This is great idea! High price of BTS transfer will effectively do the necessary thing. Someday when price has been raised high enough we can disable transfers without any problems because nobody is doing them anyways.

Not exactly.  Remember, the goal is not to disable transfers.  The goal is simply to get the DEX to be the dominant market for trading BTS.  And that's exactly what is going to occur over time.  With the proper incentives, a growing number of people will begin to trade BTS on the DEX.  As that happens, and along with other measures taken, liquidity will grow, the peg will tighten, even more people will trade on the DEX, the peg will tighten further, and so on through the virtuous cycle until the dominant market for BTS is on the DEX. 

Bitshares has already achieved a level of network effect that 99.9% of blockchains could only dream about.  Now we just have to incentivize a growing number of people to change their behavior slightly (i.e. to trade BTS on the DEX instead of on centralized exchanges over time), which is going to be FAR easier than forking the code and trying to get people to trade unknown shares of an unknown DAC on an unknown DEX.   That just isn't going to happen.  So why split the community, divide attention, and waste resources for no good reason, especially at this crucial time when things are starting to come together?

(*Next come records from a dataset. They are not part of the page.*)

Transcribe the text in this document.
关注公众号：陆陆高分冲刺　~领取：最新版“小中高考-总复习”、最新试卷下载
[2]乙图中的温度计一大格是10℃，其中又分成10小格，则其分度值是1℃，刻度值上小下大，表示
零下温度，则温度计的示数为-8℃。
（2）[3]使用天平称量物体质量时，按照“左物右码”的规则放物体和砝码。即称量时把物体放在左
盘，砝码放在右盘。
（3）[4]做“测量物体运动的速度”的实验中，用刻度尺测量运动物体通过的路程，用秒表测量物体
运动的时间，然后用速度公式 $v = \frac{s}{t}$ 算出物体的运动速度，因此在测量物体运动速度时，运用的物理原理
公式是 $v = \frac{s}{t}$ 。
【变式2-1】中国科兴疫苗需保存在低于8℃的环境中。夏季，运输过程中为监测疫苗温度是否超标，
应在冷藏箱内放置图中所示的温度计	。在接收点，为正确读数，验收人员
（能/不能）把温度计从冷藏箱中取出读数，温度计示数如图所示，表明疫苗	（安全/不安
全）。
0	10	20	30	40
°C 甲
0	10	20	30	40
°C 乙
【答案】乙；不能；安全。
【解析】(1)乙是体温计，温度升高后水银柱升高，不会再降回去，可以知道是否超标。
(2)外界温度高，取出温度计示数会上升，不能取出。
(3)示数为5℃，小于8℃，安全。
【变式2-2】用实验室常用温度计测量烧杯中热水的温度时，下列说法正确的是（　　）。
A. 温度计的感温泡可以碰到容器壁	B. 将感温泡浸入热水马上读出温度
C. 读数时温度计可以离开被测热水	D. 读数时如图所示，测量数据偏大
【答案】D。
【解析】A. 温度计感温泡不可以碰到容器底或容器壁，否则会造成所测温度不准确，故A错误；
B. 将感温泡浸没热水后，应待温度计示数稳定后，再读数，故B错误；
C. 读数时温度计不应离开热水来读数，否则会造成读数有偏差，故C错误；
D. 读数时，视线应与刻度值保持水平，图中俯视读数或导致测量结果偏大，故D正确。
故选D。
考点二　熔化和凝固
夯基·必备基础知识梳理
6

Offline BunkerChainLabs-DataSecurityNode

Mostly caught up on this thread...

It's a smart idea with many benefits. If I understand correctly, the only change required to make this happen is to simply disallow transfers of asset 1.3.0 (core asset).. this could theoretically be accomplished by adding a single line of code, no? (assert asset_id != 1.3.0 for transfer_op)

But I don't think it's wise to create a fork and fragment our resources at this point.. is some form of hybrid approach/compromise? For example.. I threw out the idea a while back to create a separate BTSVOTE token and sharedrop it 1:1 on BTS. BTS would no longer be used for voting, and exchanges could sell their BTSVOTE tokens to whoever valued them more. This way, they would be fairly compensated for giving up their ability to vote. (Not that I think this is necessarily practical but more of a thought experiment)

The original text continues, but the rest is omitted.